植物の星
見届ける、というのはどこまでを想定していたのだろうか。
燃えてしまった家からディスクをいくつも運び出し、今までの記録を被害の少ない建物に移すことにした。
ディスク自体もこの体と同じでそうそう傷つくようなものではなく、再生用の機器も一応作り直して、新たな生活を始めた。
とりあえずはこの世界に残されたものを集めて見て歩くことが日課になるだろう。
拠点として選んだ家には地下室があり、避難用のシェルターだったようだが、地下室自体は無傷で、中には誰の痕跡もなかった。
あまりにもなにもかもが急すぎたのだ。
その理由を探す旅に出てもいいのかもしれない。
どうせあと何億年過ぎようと、私が壊れることはないのだ。
博士がこの世界にいたことを示すものも、もうこのディスクしかない。
当たり前のことの一つだが、感情表現を消さなかった頃はたびたび物思いにふけっていた。

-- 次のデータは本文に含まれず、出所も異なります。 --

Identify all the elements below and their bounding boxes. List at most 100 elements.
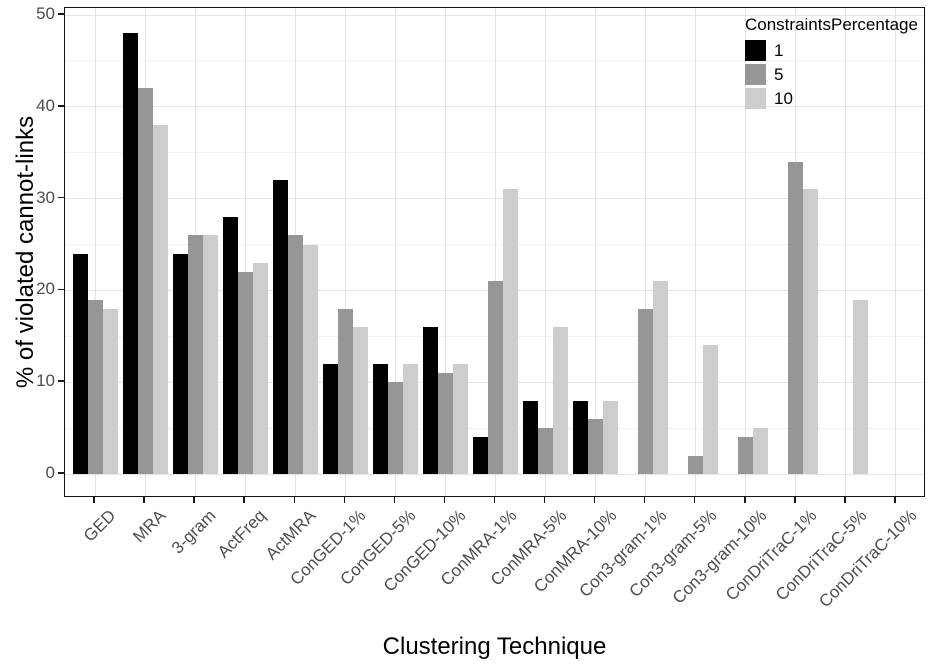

腕もこのままでいいと思っていたけれど、旅をするならもう少しマシな形に作り直した方がいい。
博士の設計図は、ちゃんとこの不器用なアームだけで作れるようにまとめられていた。
そんなところだけは几帳面な人だった。
それからはもうずっと、拠点に選んだ地下室にさえ帰っていない。
適当な車を選んで道路を走り、だんだんと世界が植物に飲み込まれていくようすを記録し続けていた。

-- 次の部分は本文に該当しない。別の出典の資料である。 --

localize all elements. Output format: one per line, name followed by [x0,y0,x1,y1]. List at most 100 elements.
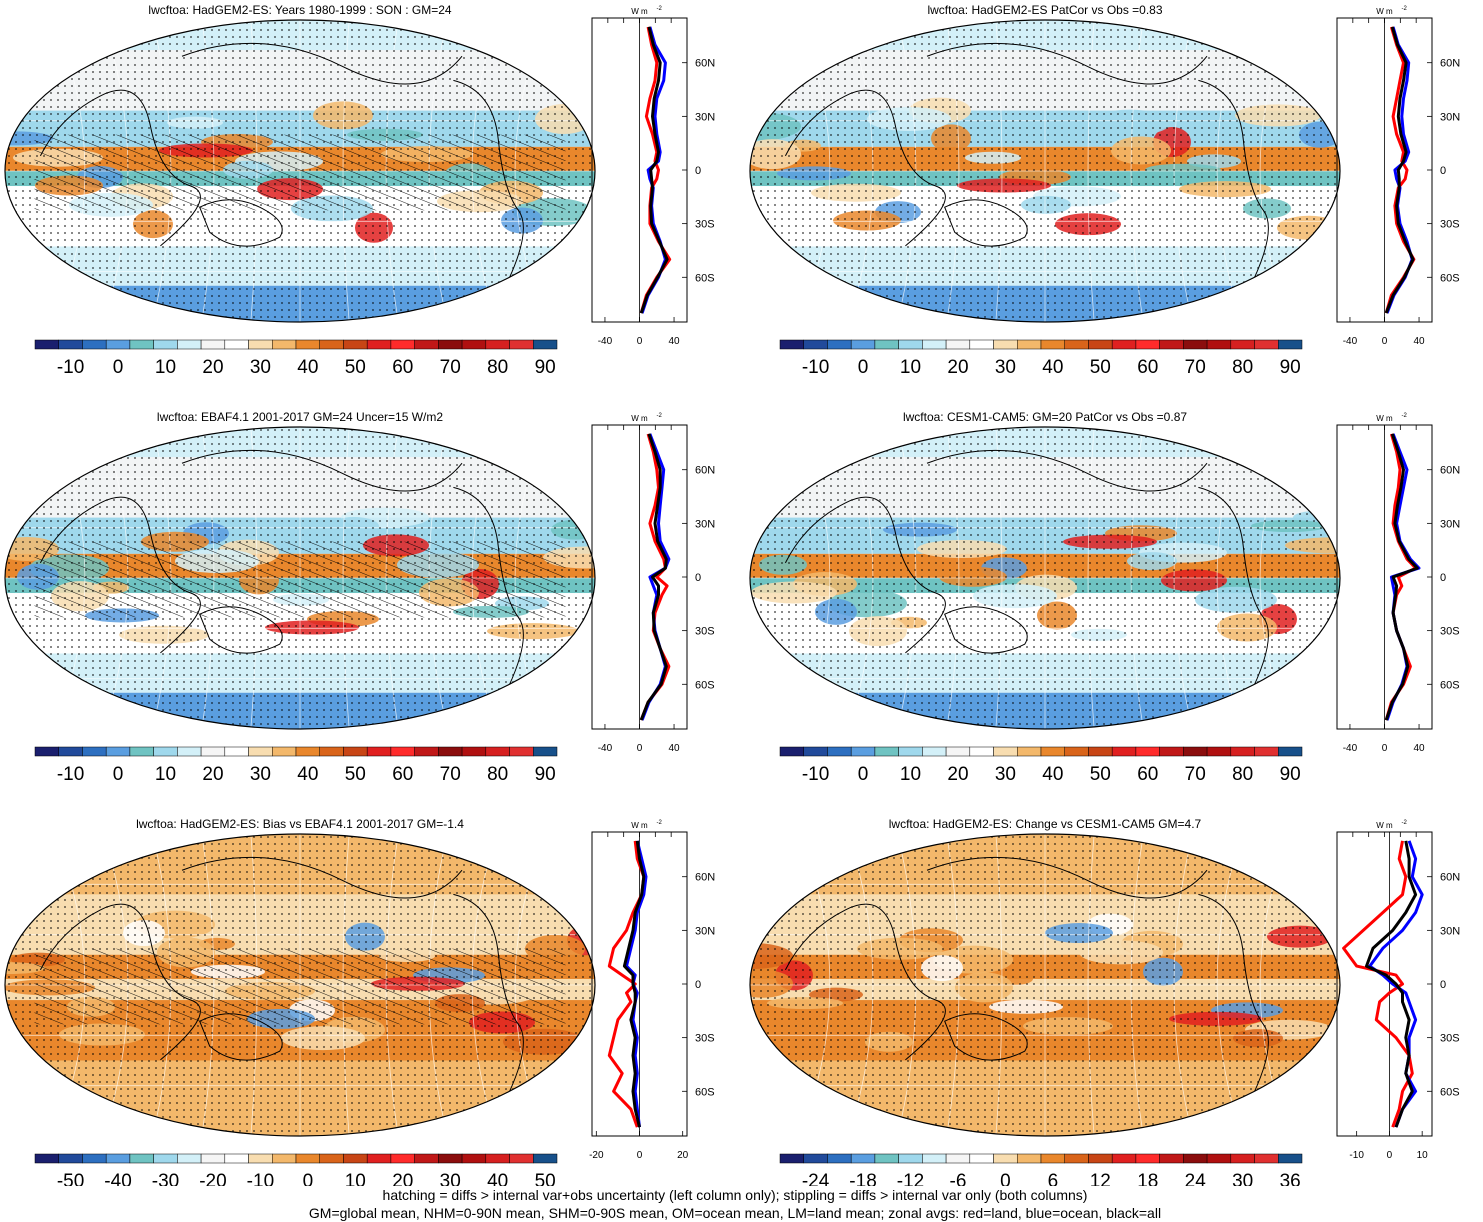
profile-ytick: 60S [1440,679,1460,691]
colorbar-swatch [874,339,899,350]
colorbar-swatch [248,1153,273,1164]
colorbar-swatch [295,1153,320,1164]
colorbar-label: 6 [1048,1171,1059,1186]
profile-xtick: 0 [637,336,643,347]
colorbar-label: -24 [802,1171,830,1186]
colorbar-label: 90 [535,357,556,378]
colorbar-label: 10 [345,1171,366,1186]
map-border [4,833,596,1137]
colorbar-label: 20 [202,357,223,378]
colorbar-swatch [1017,1153,1042,1164]
colorbar-swatch [1088,746,1113,757]
colorbar-label: 70 [440,764,461,785]
colorbar-label: 0 [858,357,869,378]
colorbar-swatch [129,746,154,757]
colorbar-swatch [993,746,1018,757]
colorbar-label: -18 [849,1171,876,1186]
panel-graphics: -10 0 10 20 30 40 50 60 70 80 90 W m -2 -40 0 40 60N 30N 0… [749,6,1460,378]
colorbar-swatch [779,339,804,350]
colorbar-swatch [1040,1153,1065,1164]
colorbar-swatch [1040,746,1065,757]
map-title: lwcftoa: HadGEM2-ES: Years 1980-1999 : S… [148,3,452,17]
zonal-profile: W m -2 -40 0 40 60N 30N 0 30S 60S [591,6,715,347]
panel-hadgem2-patcor: lwcftoa: HadGEM2-ES PatCor vs Obs =0.83-… [745,0,1483,405]
panel-graphics: -24 -18 -12 -6 0 6 12 18 24 30 36 W m -2 -10 0 10 60N 30N… [749,820,1460,1186]
colorbar-label: 50 [1090,357,1111,378]
colorbar-swatch [82,746,107,757]
map-border [749,19,1341,323]
profile-ytick: 60S [1440,272,1460,284]
colorbar-label: 40 [487,1171,508,1186]
colorbar-swatch [1278,339,1303,350]
profile-units-exp: -2 [657,820,663,826]
colorbar-swatch [898,1153,923,1164]
panel-change: lwcftoa: HadGEM2-ES: Change vs CESM1-CAM… [745,814,1483,1186]
colorbar-label: 60 [1137,764,1158,785]
profile-xtick: -10 [1349,1150,1364,1161]
profile-line-land [639,26,672,314]
colorbar-label: 12 [1090,1171,1111,1186]
colorbar-swatch [850,746,876,757]
colorbar-label: 90 [535,764,556,785]
zonal-profile: W m -2 -40 0 40 60N 30N 0 30S 60S [1336,6,1460,347]
colorbar-swatch [1230,339,1255,350]
profile-ytick: 30N [695,925,715,937]
profile-units: W m [1376,7,1393,16]
profile-ytick: 60S [695,679,715,691]
profile-xtick: 40 [1413,336,1425,347]
colorbar-label: 60 [392,764,413,785]
profile-ytick: 0 [695,165,701,177]
colorbar-swatch [319,1153,344,1164]
colorbar-label: 10 [155,357,176,378]
colorbar-swatch [1230,746,1255,757]
colorbar-swatch [803,746,828,757]
profile-ytick: 30S [1440,626,1460,638]
colorbar-label: 50 [1090,764,1111,785]
panel-graphics: -50 -40 -30 -20 -10 0 10 20 30 40 50 W m -2 -20 0 20 60N… [4,820,715,1186]
profile-ytick: 0 [695,572,701,584]
colorbar-label: 40 [1042,357,1063,378]
map-border [4,426,596,730]
colorbar-swatch [850,339,876,350]
colorbar-swatch [533,1153,558,1164]
colorbar: -50 -40 -30 -20 -10 0 10 20 30 40 50 [34,1153,558,1186]
colorbar-swatch [390,339,415,350]
colorbar-label: -30 [152,1171,179,1186]
profile-ytick: 60S [695,272,715,284]
colorbar-swatch [874,746,899,757]
colorbar-label: 30 [1232,1171,1253,1186]
colorbar-label: 20 [947,764,968,785]
zonal-profile: W m -2 -40 0 40 60N 30N 0 30S 60S [1336,413,1460,754]
profile-line-land [1384,433,1418,721]
footer-note-2: GM=global mean, NHM=0-90N mean, SHM=0-90… [308,1205,1162,1221]
profile-ytick: 60N [695,872,715,884]
profile-ytick: 60N [695,465,715,477]
colorbar-swatch [34,746,59,757]
profile-xtick: -40 [598,743,613,754]
colorbar-swatch [945,746,971,757]
colorbar-label: 40 [1042,764,1063,785]
zonal-profile: W m -2 -40 0 40 60N 30N 0 30S 60S [591,413,715,754]
colorbar-label: 0 [303,1171,314,1186]
profile-ytick: 30N [1440,111,1460,123]
profile-xtick: 20 [677,1150,689,1161]
zonal-profile: W m -2 -10 0 10 60N 30N 0 30S 60S [1336,820,1460,1161]
colorbar-label: 0 [1000,1171,1011,1186]
profile-line-land [639,433,671,721]
colorbar-label: 20 [947,357,968,378]
map-border [749,426,1341,730]
colorbar-swatch [34,1153,59,1164]
map-title: lwcftoa: EBAF4.1 2001-2017 GM=24 Uncer=1… [156,410,444,424]
profile-line-land [1342,840,1414,1128]
profile-line-all [639,26,669,314]
colorbar-swatch [1088,1153,1113,1164]
colorbar-swatch [343,339,368,350]
profile-units: W m [631,7,648,16]
colorbar-swatch [533,746,558,757]
colorbar-swatch [1064,339,1089,350]
colorbar-label: 60 [392,357,413,378]
colorbar-swatch [1040,339,1065,350]
colorbar-swatch [485,1153,510,1164]
colorbar-swatch [272,1153,297,1164]
colorbar-swatch [779,746,804,757]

いつか見た物々しい番組は、わりと本質をついていたようだ。
なにもなくとも植物は自生してどこまでも伸びていった。
世界一高いと言われた塔は崩れ、世界一装飾が美しいと言われた神殿は面影もなく、世界一大きいと言われた橋は植物のツタが絡んだおかげで、元の姿を想像できるような形で残っていた。
このままこの星は植物だけが残された星として、恒星に飲み込まれるまで存在するのかもしれない。

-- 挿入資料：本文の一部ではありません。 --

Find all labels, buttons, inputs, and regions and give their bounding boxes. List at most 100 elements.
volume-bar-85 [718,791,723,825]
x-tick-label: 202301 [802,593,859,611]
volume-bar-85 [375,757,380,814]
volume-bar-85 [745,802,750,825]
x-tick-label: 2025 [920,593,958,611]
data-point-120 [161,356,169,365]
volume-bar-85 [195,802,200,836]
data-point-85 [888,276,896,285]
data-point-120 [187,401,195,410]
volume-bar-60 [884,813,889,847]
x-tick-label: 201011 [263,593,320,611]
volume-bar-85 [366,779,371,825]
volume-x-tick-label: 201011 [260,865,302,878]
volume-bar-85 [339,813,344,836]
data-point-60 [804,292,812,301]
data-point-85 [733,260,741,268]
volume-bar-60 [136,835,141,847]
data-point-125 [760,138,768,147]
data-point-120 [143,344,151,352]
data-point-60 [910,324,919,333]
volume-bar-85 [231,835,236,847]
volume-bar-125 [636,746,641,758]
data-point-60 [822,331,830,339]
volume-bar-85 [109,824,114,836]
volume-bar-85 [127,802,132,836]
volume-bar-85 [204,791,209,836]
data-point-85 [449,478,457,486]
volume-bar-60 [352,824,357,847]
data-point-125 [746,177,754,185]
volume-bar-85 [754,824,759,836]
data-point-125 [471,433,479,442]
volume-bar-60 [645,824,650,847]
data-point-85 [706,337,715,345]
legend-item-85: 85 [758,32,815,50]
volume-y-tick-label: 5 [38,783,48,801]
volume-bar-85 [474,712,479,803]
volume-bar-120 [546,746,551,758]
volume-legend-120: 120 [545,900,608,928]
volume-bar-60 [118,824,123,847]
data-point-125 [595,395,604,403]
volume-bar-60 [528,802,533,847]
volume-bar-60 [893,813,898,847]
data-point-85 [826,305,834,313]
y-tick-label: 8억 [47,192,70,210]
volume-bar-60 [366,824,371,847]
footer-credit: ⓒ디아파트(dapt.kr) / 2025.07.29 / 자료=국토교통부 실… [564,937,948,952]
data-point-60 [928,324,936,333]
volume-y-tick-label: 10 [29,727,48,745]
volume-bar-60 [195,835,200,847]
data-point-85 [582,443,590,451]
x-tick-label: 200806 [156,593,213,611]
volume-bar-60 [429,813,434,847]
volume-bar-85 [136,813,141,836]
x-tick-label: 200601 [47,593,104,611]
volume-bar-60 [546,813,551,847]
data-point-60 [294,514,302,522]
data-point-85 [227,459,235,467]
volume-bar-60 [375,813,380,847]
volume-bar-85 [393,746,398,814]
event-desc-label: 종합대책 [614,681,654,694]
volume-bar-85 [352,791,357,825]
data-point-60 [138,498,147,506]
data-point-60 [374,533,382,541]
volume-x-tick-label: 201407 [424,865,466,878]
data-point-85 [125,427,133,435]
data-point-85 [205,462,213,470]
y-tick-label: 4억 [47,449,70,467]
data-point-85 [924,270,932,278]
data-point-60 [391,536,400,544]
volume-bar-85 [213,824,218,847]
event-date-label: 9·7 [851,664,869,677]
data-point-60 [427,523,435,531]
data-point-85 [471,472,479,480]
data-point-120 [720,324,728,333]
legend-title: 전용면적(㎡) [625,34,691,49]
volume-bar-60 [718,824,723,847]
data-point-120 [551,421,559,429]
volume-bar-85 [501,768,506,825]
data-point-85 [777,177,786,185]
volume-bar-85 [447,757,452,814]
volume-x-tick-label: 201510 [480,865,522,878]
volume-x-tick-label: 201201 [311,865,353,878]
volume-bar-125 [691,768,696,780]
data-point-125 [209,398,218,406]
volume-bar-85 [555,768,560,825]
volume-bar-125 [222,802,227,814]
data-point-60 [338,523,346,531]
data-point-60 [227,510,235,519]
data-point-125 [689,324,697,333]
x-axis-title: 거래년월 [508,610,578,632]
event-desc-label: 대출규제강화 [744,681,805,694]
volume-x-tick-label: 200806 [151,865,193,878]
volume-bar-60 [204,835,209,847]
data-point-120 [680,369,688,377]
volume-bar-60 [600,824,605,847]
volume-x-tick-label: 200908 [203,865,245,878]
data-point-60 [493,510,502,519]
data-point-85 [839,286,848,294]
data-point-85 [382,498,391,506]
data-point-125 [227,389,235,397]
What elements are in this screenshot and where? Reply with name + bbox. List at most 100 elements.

それか、植物たちが地を自由に動き回る日が来るのだろうか。
かつての人間と同じような暮らしを始め、文明と呼ばれる何かが広まって、最後を繰り返し。
だとしても、そんなのはもっと遠い先の話だ。
今はただ、人間の文明の終わりの中を歩き続けている。
これを記録することでどんな価値があるのか、価値なんかないのか、何もわからないが歩き続けていた。
世界は広いようで狭く、全く異なる文化があるようで実は風景がそっくりだったりして、旅が長くなるにつれ、これ以上の記録はいらないのではないかと思うようになっていた。
ある日、植物に飲まれていない道を見るまでは。